张伟家父子三人却都明白,这些人哪里有半点的悲伤难过,即便有也是难过自己的那点儿钱。
这些人是铁了心要大闹灵堂啊!
就在张伟脸色越来越黑,准备喊上弟弟把人挨个丢出去的时候,突然“噼里啪啦”一阵乱响,棺材前的供桌翻倒在地,上面摆放着香烛、祭品,更是摔的满地都是。
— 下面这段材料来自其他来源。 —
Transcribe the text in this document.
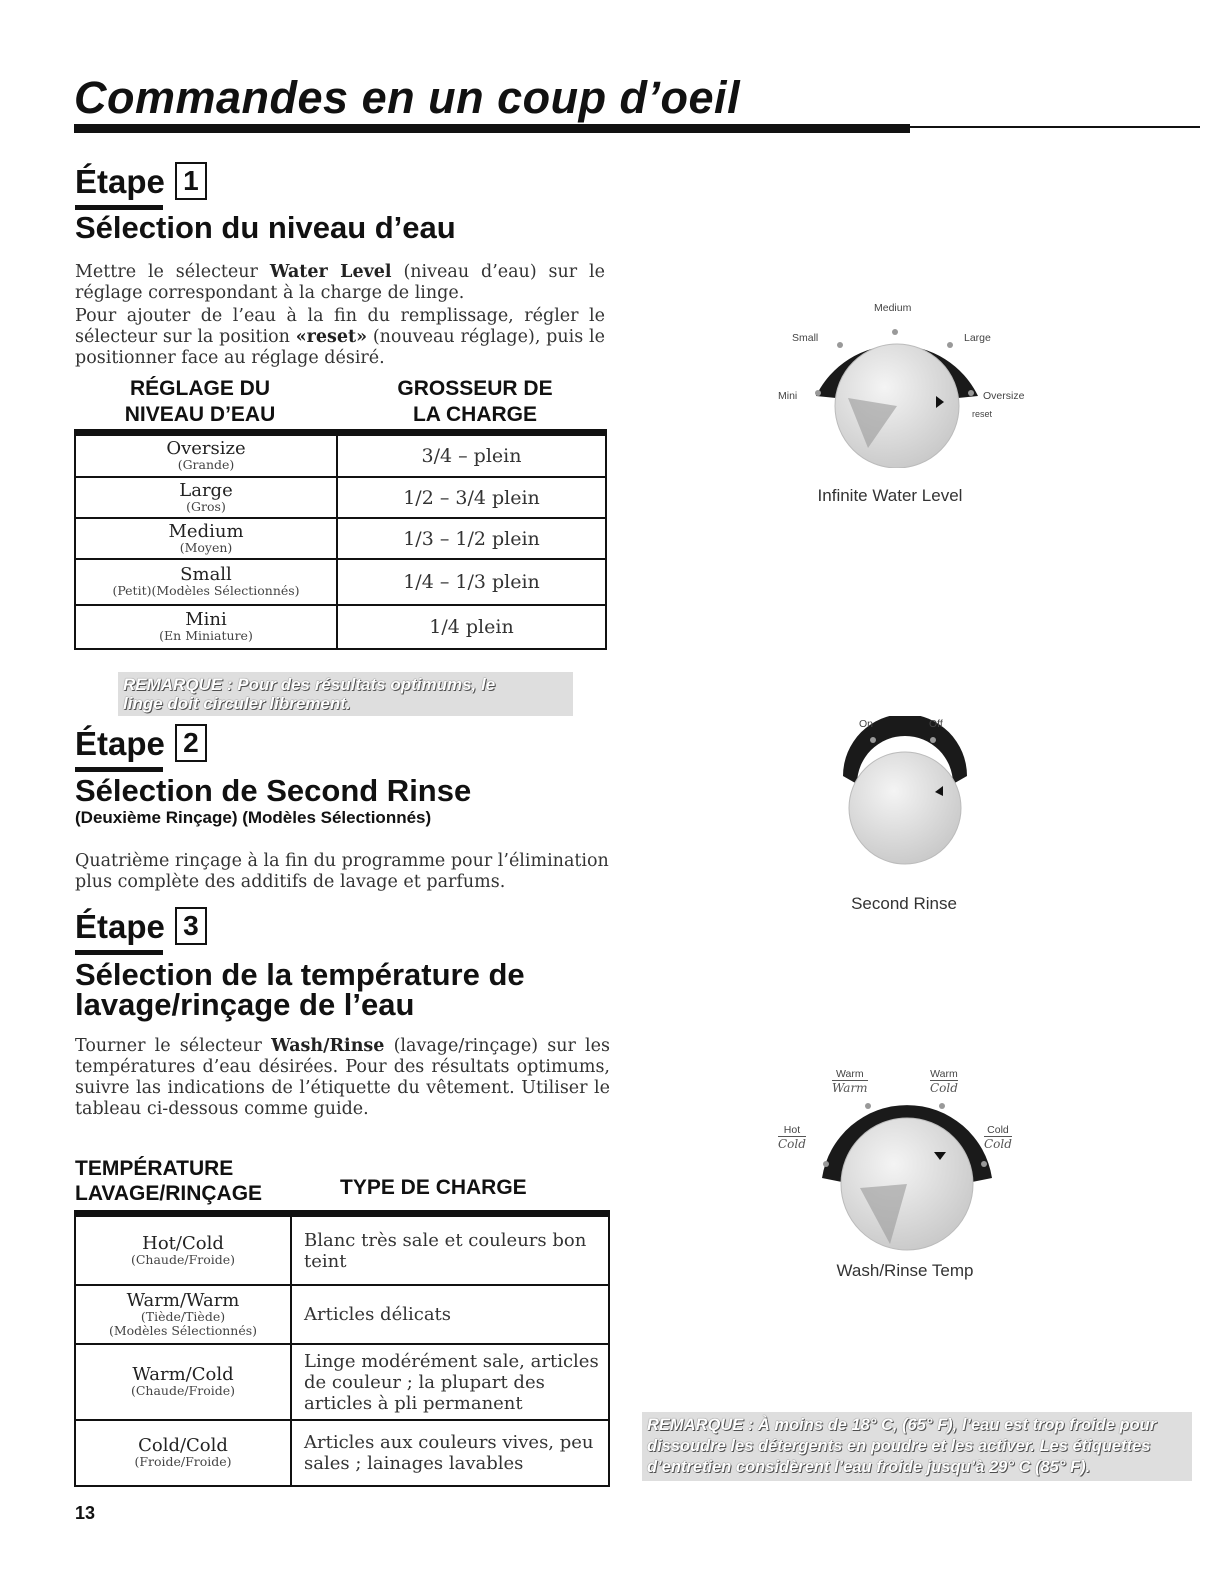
Commandes en un coup d’oeil
Étape 1
Sélection du niveau d’eau
Mettre le sélecteur Water Level (niveau d’eau) sur le réglage correspondant à la charge de linge.
Pour ajouter de l’eau à la fin du remplissage, régler le sélecteur sur la position «reset» (nouveau réglage), puis le positionner face au réglage désiré.
RÉGLAGE DU
NIVEAU D’EAU
GROSSEUR DE
LA CHARGE
Oversize
(Grande)	3/4 – plein

Large
(Gros)	1/2 – 3/4 plein

Medium
(Moyen)	1/3 – 1/2 plein

Small
(Petit)(Modèles Sélectionnés)	1/4 – 1/3 plein

Mini
(En Miniature)	1/4 plein
REMARQUE : Pour des résultats optimums, le
linge doit circuler librement.
Étape 2
Sélection de Second Rinse
(Deuxième Rinçage) (Modèles Sélectionnés)
Quatrième rinçage à la fin du programme pour l’élimination plus complète des additifs de lavage et parfums.
Étape 3
Sélection de la température de
lavage/rinçage de l’eau
Tourner le sélecteur Wash/Rinse (lavage/rinçage) sur les températures d’eau désirées. Pour des résultats optimums, suivre las indications de l’étiquette du vêtement. Utiliser le tableau ci-dessous comme guide.
TEMPÉRATURE
LAVAGE/RINÇAGE	TYPE DE CHARGE
Hot/Cold
(Chaude/Froide)	Blanc très sale et couleurs bon teint

Warm/Warm
(Tiède/Tiède)
(Modèles Sélectionnés)	Articles délicats

Warm/Cold
(Chaude/Froide)	Linge modérément sale, articles de couleur ; la plupart des articles à pli permanent

Cold/Cold
(Froide/Froide)	Articles aux couleurs vives, peu sales ; lainages lavables
13
Medium
Small	Large
Mini	Oversize
reset
Infinite Water Level
On	Off
Second Rinse
Warm
Warm
Warm
Cold
Hot
Cold
Cold
Cold
Wash/Rinse Temp
REMARQUE : À moins de 18° C, (65° F), l’eau est trop froide pour dissoudre les détergents en poudre et les activer. Les étiquettes d’entretien considèrent l’eau froide jusqu’à 29° C (85° F).
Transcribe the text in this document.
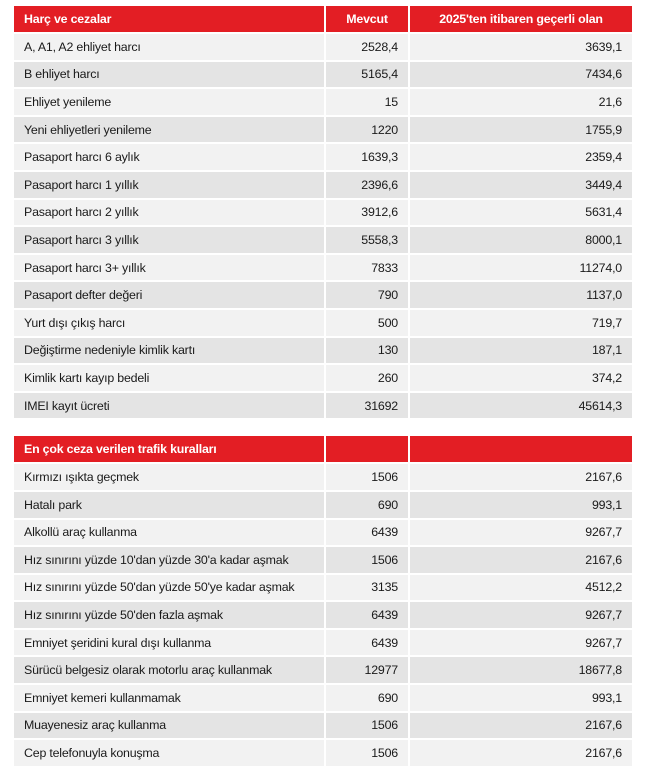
Harç ve cezalar	Mevcut	2025'ten itibaren geçerli olan
A, A1, A2 ehliyet harcı	2528,4	3639,1
B ehliyet harcı	5165,4	7434,6
Ehliyet yenileme	15	21,6
Yeni ehliyetleri yenileme	1220	1755,9
Pasaport harcı 6 aylık	1639,3	2359,4
Pasaport harcı 1 yıllık	2396,6	3449,4
Pasaport harcı 2 yıllık	3912,6	5631,4
Pasaport harcı 3 yıllık	5558,3	8000,1
Pasaport harcı 3+ yıllık	7833	11274,0
Pasaport defter değeri	790	1137,0
Yurt dışı çıkış harcı	500	719,7
Değiştirme nedeniyle kimlik kartı	130	187,1
Kimlik kartı kayıp bedeli	260	374,2
IMEI kayıt ücreti	31692	45614,3
En çok ceza verilen trafik kuralları		
Kırmızı ışıkta geçmek	1506	2167,6
Hatalı park	690	993,1
Alkollü araç kullanma	6439	9267,7
Hız sınırını yüzde 10'dan yüzde 30'a kadar aşmak	1506	2167,6
Hız sınırını yüzde 50'dan yüzde 50'ye kadar aşmak	3135	4512,2
Hız sınırını yüzde 50'den fazla aşmak	6439	9267,7
Emniyet şeridini kural dışı kullanma	6439	9267,7
Sürücü belgesiz olarak motorlu araç kullanmak	12977	18677,8
Emniyet kemeri kullanmamak	690	993,1
Muayenesiz araç kullanma	1506	2167,6
Cep telefonuyla konuşma	1506	2167,6
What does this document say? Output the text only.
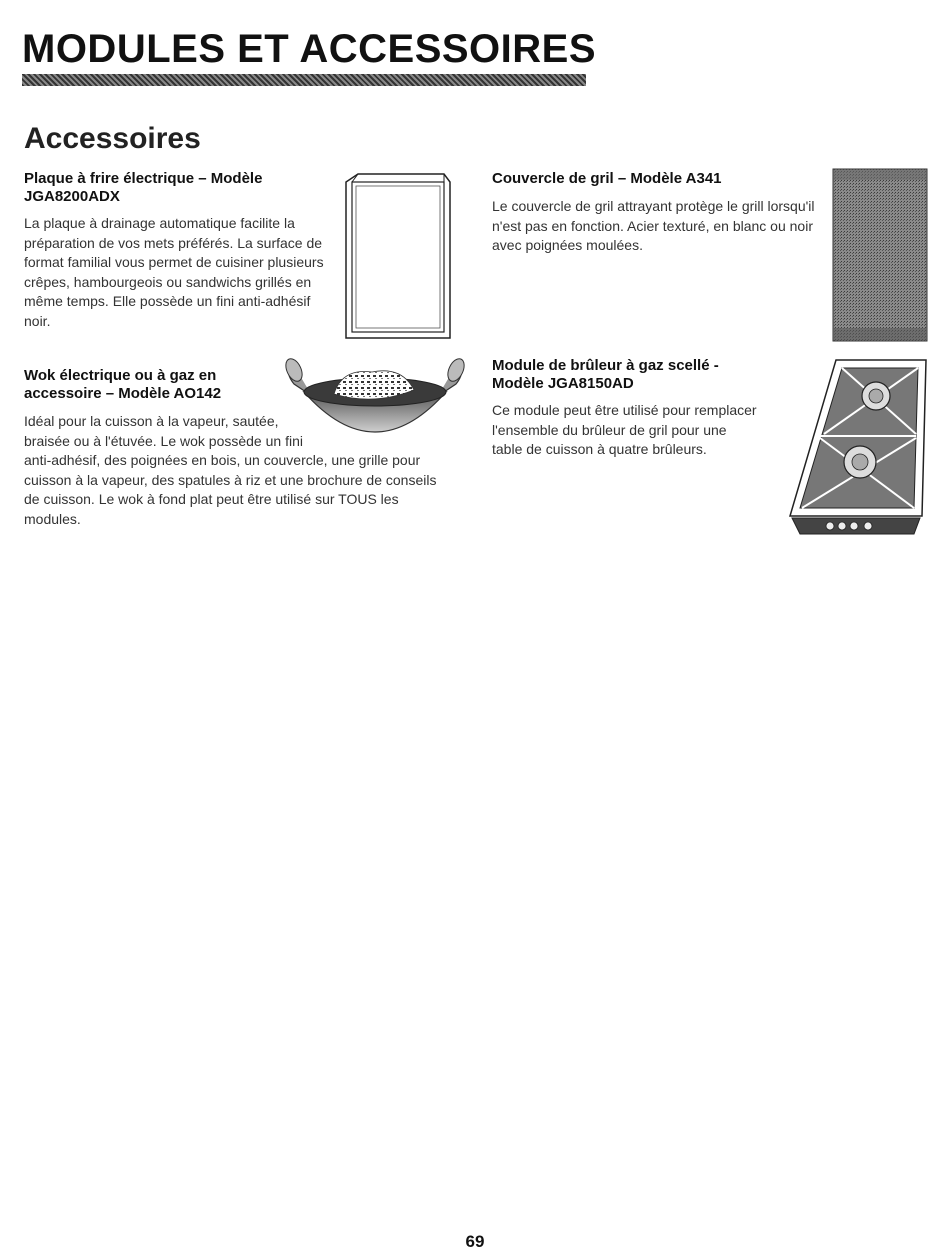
MODULES ET ACCESSOIRES
Accessoires
Plaque à frire électrique – Modèle
JGA8200ADX
La plaque à drainage automatique facilite la
préparation de vos mets préférés. La surface de
format familial vous permet de cuisiner plusieurs
crêpes, hambourgeois ou sandwichs grillés en
même temps. Elle possède un fini anti-adhésif
noir.
Wok électrique ou à gaz en
accessoire – Modèle AO142
Idéal pour la cuisson à la vapeur, sautée,
braisée ou à l'étuvée. Le wok possède un fini
anti-adhésif, des poignées en bois, un couvercle, une grille pour
cuisson à la vapeur, des spatules à riz et une brochure de conseils
de cuisson. Le wok à fond plat peut être utilisé sur TOUS les
modules.
Couvercle de gril – Modèle A341
Le couvercle de gril attrayant protège le grill lorsqu'il
n'est pas en fonction. Acier texturé, en blanc ou noir
avec poignées moulées.
Module de brûleur à gaz scellé -
Modèle JGA8150AD
Ce module peut être utilisé pour remplacer
l'ensemble du brûleur de gril pour une
table de cuisson à quatre brûleurs.
69
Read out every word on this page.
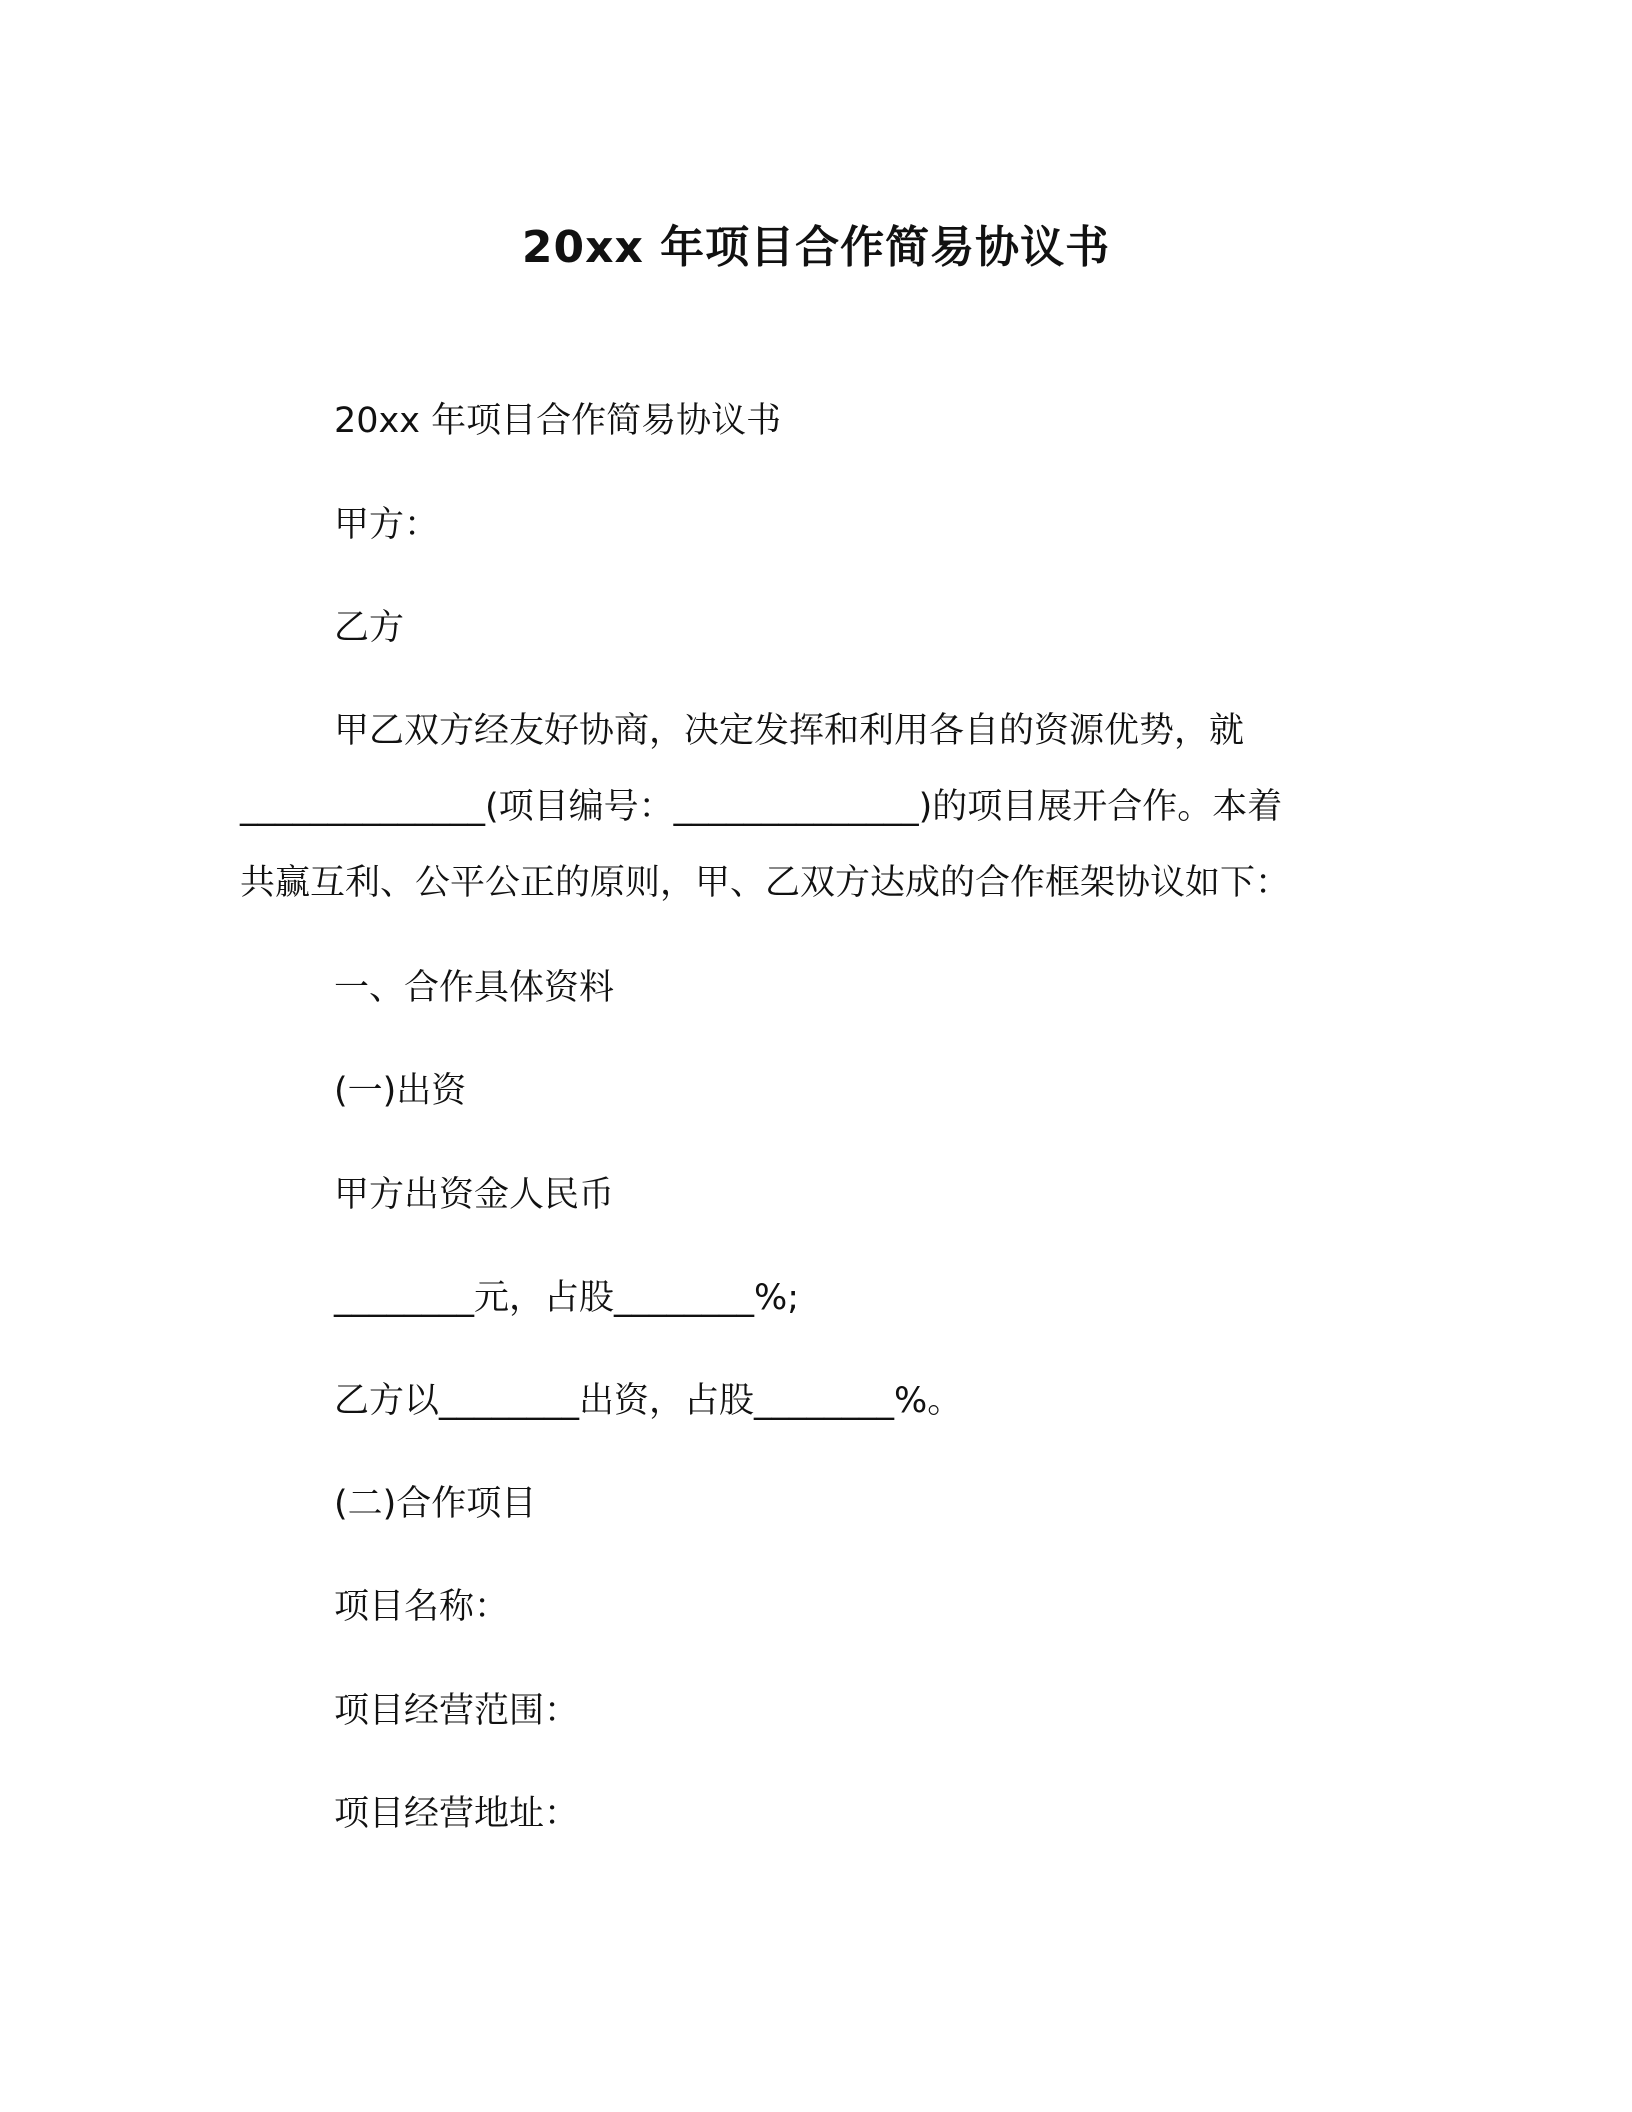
20xx 年项目合作简易协议书
20xx 年项目合作简易协议书
甲方：
乙方
甲乙双方经友好协商，决定发挥和利用各自的资源优势，就
______________(项目编号：______________)的项目展开合作。本着
共赢互利、公平公正的原则，甲、乙双方达成的合作框架协议如下：
一、合作具体资料
(一)出资
甲方出资金人民币
________元，占股________%;
乙方以________出资，占股________%。
(二)合作项目
项目名称：
项目经营范围：
项目经营地址：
见状,张伟来不及去思考其他,急忙去寻找地上燃烧的香烛。
然而一切都已经晚了。
蜡烛摔在地上断成了几节,火苗也已经熄灭,而当张伟捡拾起最后一根断掉的香头时,香头上的青烟也随之消散。
灵前的香火就这么在张伟面前眼睁睁的断了。
守灵就是守灵前的香火,断了香火那是最大的不孝,也是对逝者最大的不敬。
按照封建迷信的说法,如果灵前断了香火,死者在黄泉路上就会走的不安心,甚至心生怨念,无法再轮回转世。
而且香火,还意味着香火传承……
这是要他张家断子绝孙啊!
即便张伟打心里不信这些,但守灵是他如今唯一能为母亲做的事情,而这,他这个当儿子的,都没能做到……
“我家到底做了什么孽啊!”
张伟的父亲撕心裂肺地大喊了一声,整个人也摊倒在地。
“爸!爸!……”
一阵慌乱的忙碌,张伟的父亲悠悠转醒。
看到那些人还在,立刻颤颤巍巍抬起了手,指着那些人虚弱的道:“滚……让他们滚……”
张伟点了点头,不过他没有立即去照父亲的话做,而是先和弟弟合力将父亲抱进了屋。
没过多久,张伟一个人来到了灵堂,扫视了一眼满地狼藉的灵堂,咬牙道:“行!你们赢了!我认了!我们家认了!你们现在可以滚了!全特么的给我滚出去!”
然而,这几人却是没一个动弹的。
这时,那个七十多岁的老头再次站了出来:“你们家是准备赔钱了吗?”
张伟深吸了一口气:“没错,明天你们带着东西来拿钱,这下你们满意了吧!这下你们可以滚了吗!”